Fonte: Acrissul
Equivalente a indefinição de 2011, a tradicional feira Expogrande (Exposição Agropecuária de Campo Grande), criada há mais de oitenta anos com a fundação da Acrissul (Associação dos Criadores de Mato Grosso do Sul), segundo o presidente da entidade, Francisco Maia, pode não acontecer.

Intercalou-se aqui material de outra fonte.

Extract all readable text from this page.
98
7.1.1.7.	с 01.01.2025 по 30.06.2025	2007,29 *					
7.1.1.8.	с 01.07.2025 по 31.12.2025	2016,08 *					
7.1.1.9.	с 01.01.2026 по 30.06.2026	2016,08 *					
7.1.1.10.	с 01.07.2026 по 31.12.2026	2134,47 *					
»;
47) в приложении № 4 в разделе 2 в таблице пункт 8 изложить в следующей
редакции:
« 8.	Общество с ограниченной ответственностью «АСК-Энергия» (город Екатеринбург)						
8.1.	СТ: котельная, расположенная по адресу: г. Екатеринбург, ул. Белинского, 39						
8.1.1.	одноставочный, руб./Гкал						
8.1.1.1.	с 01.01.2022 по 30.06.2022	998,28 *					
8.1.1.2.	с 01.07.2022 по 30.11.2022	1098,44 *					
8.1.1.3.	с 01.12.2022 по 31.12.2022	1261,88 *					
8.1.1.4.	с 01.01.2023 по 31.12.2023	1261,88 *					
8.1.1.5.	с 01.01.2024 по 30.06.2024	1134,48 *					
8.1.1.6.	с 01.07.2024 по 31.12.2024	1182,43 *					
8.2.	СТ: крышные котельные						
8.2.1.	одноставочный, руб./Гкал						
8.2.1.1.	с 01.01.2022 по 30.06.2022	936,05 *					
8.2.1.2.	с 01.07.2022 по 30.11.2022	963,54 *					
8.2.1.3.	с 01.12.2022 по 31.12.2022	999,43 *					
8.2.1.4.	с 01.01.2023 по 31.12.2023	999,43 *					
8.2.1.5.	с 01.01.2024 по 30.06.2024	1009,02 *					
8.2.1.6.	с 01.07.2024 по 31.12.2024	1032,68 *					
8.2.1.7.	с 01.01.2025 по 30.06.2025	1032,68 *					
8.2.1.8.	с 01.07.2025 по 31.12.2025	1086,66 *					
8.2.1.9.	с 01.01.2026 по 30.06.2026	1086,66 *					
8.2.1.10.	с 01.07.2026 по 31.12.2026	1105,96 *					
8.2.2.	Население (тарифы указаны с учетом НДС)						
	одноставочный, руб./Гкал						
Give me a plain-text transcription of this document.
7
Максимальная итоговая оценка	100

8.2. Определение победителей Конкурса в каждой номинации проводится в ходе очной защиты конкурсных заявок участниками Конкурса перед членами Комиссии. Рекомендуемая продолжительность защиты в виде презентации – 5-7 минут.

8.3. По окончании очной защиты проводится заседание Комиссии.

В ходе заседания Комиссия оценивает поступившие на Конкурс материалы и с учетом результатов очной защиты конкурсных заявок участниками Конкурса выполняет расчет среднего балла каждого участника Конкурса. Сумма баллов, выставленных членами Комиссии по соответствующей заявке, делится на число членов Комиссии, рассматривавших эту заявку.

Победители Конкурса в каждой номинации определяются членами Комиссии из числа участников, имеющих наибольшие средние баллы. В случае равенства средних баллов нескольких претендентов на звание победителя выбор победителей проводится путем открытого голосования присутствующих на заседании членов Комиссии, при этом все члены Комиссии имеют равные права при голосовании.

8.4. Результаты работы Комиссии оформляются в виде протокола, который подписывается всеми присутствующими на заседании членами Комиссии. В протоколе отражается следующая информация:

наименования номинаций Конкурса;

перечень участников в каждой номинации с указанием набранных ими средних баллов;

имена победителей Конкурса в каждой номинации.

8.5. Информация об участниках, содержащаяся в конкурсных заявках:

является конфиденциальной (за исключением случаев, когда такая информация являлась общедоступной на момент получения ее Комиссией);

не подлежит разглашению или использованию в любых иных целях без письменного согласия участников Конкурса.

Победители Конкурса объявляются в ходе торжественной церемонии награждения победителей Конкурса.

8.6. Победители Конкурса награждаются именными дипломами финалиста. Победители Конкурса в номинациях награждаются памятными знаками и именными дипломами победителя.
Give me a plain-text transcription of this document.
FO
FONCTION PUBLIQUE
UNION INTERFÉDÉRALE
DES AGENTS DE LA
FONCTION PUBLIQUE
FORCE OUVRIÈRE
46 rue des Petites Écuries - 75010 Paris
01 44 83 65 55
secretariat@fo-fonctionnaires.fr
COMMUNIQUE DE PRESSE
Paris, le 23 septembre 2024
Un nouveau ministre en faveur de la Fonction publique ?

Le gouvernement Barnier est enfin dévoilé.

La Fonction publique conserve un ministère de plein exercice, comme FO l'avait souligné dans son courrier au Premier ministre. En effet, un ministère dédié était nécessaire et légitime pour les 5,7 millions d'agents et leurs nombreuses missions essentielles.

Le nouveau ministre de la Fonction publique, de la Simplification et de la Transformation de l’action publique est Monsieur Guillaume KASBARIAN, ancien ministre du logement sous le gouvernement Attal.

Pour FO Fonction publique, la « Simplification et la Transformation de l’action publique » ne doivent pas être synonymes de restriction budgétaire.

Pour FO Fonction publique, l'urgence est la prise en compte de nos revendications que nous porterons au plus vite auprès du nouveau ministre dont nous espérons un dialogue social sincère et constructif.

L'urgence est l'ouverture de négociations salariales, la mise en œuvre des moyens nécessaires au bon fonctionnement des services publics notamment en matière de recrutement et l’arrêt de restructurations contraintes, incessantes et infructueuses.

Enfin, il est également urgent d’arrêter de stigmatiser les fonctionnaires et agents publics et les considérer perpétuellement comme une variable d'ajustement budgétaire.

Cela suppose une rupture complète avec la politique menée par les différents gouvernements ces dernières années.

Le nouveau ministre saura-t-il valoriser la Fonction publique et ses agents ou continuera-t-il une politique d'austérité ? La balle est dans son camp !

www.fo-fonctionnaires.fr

”O estado de Mato Grosso do Sul ficar sem a feira é a mesma coisa que acabar com o carnaval da Bahia por causa de som. A prefeitura pode muito bem nos dar uma licença ambiental, assim como deu uma de quatro anos para o Jóckei Clube, que fez o show do DJ internacional recentemente. A Feira Central também é no centro da cidade, sempre faz shows e ninguém cobra nada. A TV Morena, faz o show da Virada e é a mesma coisa. A implicância, pelo que vejo, é somente conosco e a lei deve ser igual para todos”, explica Maia.
TAC
No ano passado, de acordo com Maia, o problema era assinar o TAC (Termo de Ajustamento de Conduta) e dar entrada na Prefeitura ao Projeto de Licença Ambiental. “Algo que foi feito, mas esse ano eles voltam a cobrar a instalação das galerias de esgoto e um projeto acústico. Ora, se os shows duram apenas uma semana e em todos os eventos festivos da cidade se coloca banheiro químico, porque conosco não pode ser assim”, questiona o presidente da Acrissul.
Para discutir o problema, a diretoria da Acrissul estará reunida amanhã, a partir das 8h. Com a pauta de discussões, segundo Maia, eles levarão o documento ao governador do Estado, André Puccinelli. “Pediremos o apoio dele, reafirmando que o evento é de interesse do Estado. É uma festa que movimenta em uma semana cerca de R$ 120 milhões na economia da capital, gera empregos e outros benefícios”, diz o presidente da Acrissul.
Gestor em seu segundo mandato e no terceiro ano frente aos trabalhos, Francisco Maia conta que contratou a Agência Santarena, uma das maiores empresas do Brasil no segmento country, para fazer um levantamento da festa.
Maioria aprova
“O que nós temos de mais forte é o apoio popular. Fizemos uma pesquisa e a aprovação dos moradores que residem próximo ao Parque de Exposições Laucídio Coelho, local da festa, é de 80%. A maioria das pessoas gosta e quer a festa, mas a prefeitura fica impondo dificuldades no licenciamento ambiental. Em toda a história de 80 anos de Acrissul só não teve a feira na 2° Guerra Mundial. Esta poderá ser a terceira vez”, explica o presidente.
Agenda de shows
Outro problema a ser discutido, segundo Maia, seria a agenda de shows do evento. “Nós tínhamos fechado com Luan Santana, Bruno e Marrone, Paula Fernandes, Skank e Michel Teló, além de 48 leilões e exposições de gados já confirmados. Os artistas possuem uma agenda cheia e, se não houver uma decisão o mais rápido possível, perderemos o contrato”, desabafa o presidente.